If a census taker visits your home, first check to make sure that they have a valid ID badge, with their photograph, a U.S. Department of Commerce watermark, and expiration date. If you still have questions about their identity, you can call 212-882-7100 to speak with a Census Bureau representative. You reduce the likelihood of having a census taker visit your home if you self-respond to the census completely and accurately. Follow these links to learn more about census takers and how they can be identified.

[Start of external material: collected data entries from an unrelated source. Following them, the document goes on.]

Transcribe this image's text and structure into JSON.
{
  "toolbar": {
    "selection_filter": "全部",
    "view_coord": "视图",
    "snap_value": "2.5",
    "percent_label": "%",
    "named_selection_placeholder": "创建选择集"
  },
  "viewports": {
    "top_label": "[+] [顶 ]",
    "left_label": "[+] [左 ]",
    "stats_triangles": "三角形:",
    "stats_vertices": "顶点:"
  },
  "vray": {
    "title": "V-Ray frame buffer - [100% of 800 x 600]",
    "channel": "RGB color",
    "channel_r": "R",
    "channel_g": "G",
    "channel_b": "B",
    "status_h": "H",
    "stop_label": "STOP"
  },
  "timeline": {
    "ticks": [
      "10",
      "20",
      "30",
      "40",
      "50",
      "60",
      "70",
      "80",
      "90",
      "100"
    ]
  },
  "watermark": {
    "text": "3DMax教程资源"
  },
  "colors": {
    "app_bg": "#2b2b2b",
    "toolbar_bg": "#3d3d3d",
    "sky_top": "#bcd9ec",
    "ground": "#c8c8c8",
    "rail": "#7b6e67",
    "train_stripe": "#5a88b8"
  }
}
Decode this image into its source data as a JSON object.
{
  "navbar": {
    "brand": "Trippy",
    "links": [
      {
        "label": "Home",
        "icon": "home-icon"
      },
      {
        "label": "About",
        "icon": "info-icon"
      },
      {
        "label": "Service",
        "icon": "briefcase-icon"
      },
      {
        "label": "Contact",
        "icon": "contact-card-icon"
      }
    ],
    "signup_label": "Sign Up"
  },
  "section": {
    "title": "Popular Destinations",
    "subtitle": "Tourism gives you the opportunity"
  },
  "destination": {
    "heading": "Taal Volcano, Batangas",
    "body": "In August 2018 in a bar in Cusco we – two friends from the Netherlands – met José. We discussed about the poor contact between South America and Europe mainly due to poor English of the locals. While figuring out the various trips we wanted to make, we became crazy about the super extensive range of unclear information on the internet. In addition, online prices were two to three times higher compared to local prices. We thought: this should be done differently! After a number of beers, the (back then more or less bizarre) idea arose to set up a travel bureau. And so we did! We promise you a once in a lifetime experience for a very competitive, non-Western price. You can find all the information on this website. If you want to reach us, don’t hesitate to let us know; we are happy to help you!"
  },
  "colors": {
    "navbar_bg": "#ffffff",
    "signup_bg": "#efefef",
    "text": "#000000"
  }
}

What if I do not want a census taker to come to my home?
To reduce the likelihood of a census taker knocking on your door, complete the census online or by phone right away. If you self-respond completely and accurately, it is unlikely that you will get a knock on your door during NRFU.

What if I have concerns about speaking to someone in-person due to COVID-19?
If you do not want to conduct the interview in person, you can provide the census taker with your phone number to complete it over the phone. Remember that all responses to the census are completely confidential and protected by federal law. The census taker and the Census Bureau cannot share your responses with anyone – not immigration; not the police; not your landlord; not even with the City of New York.

How will census takers make sure that they aren’t putting communities at risk of COVID-19?
All census takers complete a COVID-19 training on social distancing and other health and safety protocols before beginning their work in neighborhoods. Specifically, census takers are trained to:
– Always wear a mask
– Never enter your home
– Stay 6 feet away when conducting interviews
– Follow healthy hygiene habits, like frequent handwashing
– They will all be given hand sanitizer
– They will stay home from work if they feel sick
– Where do census takers come from?
Census takers are New Yorkers. They are hired from local communities and often serve as census takers in those same communities. Your census taker might live just a few blocks away from you or might even be your neighbor.

How will I know whether a census taker stopped by my home if I am away or at work?
If no one is home when the census taker visits, the census taker will leave a notice of their visit with information about how to respond online, by phone or by mail.
You can call 212-882-7100 to verify the employment status of a census taker.

What about basement apartments? How do census takers know how to get through, particularly illegally subdivided units?
Census takers are trained to find all possible housing units at every address. It does not matter whether an apartment is legal or not, who is on the lease, or anything else — all that matters is if people live there.

Will survey responses collected by census takers count towards NYC’s “self-response” rate despite the census takers’ involvement?
Interview responses collected by census takers will count toward NYC’s population count but will not count towards the self-response rate.